PIERRE, S.D. — Weekly unemployment claims for the week ending Saturday, April 11, were down by 1,986 from the prior week in South Dakota.
From April 5 to April 11, a total of 6,152 claims were filed with the state Department of Labor and Regulation, according to a news release.
“Unemployment claimants who have been placed on a temporary layoff related to COVID-19 must return to work if they are called back to remain eligible for benefits,” said state Labor and Regulation Secretary Marcia Hultman in the release. “However, if a claimant is called back but only working reduced hours, they may continue to file a weekly request for payment to possibly receive a partial benefit.”
Unemployment claims for the week ending April 11 were down nationally as well. According to the U.S. Department of Labor and Regulation, 5.245 million claims were made, a decrease of 1.37 claims from the previous week.
The four straight weeks of eye-popping new jobless claims is a bad sign for the South Dakota economy, which usually sees about 150 such filings a week, said Gov.
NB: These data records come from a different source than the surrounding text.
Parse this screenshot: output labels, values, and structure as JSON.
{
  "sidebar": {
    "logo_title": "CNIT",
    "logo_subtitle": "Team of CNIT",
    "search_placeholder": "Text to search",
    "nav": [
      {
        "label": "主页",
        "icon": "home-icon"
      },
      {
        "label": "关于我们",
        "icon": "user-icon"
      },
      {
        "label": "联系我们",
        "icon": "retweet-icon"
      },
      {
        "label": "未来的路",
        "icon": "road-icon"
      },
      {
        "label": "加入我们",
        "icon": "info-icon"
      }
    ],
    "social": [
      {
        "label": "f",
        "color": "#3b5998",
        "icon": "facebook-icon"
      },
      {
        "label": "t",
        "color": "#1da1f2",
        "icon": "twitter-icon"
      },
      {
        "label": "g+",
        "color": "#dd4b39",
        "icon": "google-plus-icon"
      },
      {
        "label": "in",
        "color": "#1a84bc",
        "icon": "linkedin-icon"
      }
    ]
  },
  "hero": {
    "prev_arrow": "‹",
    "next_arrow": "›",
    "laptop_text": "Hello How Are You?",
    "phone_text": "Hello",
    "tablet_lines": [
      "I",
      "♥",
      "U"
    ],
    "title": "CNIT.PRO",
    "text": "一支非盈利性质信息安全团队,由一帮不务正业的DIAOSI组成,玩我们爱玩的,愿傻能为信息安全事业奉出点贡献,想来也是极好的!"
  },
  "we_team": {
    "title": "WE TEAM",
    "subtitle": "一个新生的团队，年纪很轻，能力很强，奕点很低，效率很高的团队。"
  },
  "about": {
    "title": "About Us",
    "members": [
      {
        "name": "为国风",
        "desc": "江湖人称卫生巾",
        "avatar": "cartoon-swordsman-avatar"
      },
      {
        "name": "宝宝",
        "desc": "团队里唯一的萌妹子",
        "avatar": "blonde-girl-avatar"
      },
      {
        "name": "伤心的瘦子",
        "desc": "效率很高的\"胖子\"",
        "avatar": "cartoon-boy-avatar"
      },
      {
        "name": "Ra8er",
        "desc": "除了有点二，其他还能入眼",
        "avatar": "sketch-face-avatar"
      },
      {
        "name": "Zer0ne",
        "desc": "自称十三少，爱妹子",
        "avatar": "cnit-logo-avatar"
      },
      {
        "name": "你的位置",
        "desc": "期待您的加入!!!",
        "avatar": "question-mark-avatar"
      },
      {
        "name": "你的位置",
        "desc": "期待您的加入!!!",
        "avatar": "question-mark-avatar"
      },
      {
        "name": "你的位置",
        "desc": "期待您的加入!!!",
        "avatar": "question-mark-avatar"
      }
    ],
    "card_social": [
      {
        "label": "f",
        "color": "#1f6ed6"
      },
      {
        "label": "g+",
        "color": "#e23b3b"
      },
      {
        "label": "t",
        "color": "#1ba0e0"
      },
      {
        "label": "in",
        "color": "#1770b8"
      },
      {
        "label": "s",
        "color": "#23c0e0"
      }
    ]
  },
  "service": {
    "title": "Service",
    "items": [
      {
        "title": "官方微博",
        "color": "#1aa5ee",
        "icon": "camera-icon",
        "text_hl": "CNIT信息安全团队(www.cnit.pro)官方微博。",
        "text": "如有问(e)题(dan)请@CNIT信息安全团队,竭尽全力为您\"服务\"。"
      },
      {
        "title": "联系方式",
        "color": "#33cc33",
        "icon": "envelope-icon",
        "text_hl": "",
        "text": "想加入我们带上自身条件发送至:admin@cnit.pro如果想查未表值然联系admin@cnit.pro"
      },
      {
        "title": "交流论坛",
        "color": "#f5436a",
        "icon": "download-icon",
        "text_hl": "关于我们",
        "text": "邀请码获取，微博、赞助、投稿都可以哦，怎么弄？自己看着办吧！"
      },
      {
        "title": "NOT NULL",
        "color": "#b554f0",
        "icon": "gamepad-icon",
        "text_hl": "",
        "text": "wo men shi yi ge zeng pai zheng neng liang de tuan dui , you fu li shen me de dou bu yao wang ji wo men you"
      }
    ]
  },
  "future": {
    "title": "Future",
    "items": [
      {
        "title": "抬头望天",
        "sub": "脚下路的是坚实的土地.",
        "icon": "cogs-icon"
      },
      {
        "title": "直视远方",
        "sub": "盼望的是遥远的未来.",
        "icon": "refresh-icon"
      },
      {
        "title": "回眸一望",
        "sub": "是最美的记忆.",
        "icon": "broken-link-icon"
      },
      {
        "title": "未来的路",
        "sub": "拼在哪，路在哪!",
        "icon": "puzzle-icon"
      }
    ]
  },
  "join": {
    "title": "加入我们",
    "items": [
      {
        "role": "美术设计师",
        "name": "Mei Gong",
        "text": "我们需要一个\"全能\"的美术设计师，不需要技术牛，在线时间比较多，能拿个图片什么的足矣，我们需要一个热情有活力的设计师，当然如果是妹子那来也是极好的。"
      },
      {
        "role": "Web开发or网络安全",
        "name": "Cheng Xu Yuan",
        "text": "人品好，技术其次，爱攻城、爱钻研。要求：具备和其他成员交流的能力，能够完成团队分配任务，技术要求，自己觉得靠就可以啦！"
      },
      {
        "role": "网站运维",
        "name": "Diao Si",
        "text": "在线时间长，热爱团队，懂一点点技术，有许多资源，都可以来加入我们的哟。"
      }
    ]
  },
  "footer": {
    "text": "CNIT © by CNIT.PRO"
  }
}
Kristi Noem on Thursday, April 16.
She warned to expect another spike of initial unemployment filings next week, once the pandemic unemployment application opens to self-employed, independent contractors, gig workers and those who lost their job due to the coronavirus.
“We’re setting some unfortunate records here,” she said. “To see thousands in a week now is alarming, and I want to warn you, next week will be even worse.”
Noem also warned South Dakotans should brace for the state budget taking big hits from reduced sales tax and video lottery revenue, with initial information pointing to declines of between 20 to 30 percent.
“Other industries have been completely hollowed out,” she said. “We haven’t begun to evaluate what that is, because those reports haven't been filed yet.”
Noem said she expects to have a “pretty clear picture” of the scope of the economic damage in the first week of May as reports are finalized. The reports will tee up a special session of the state Legislature, likely in June, so lawmakers can rework the state’s budget to fit an economy throttled by the coronavirus pandemic, she said.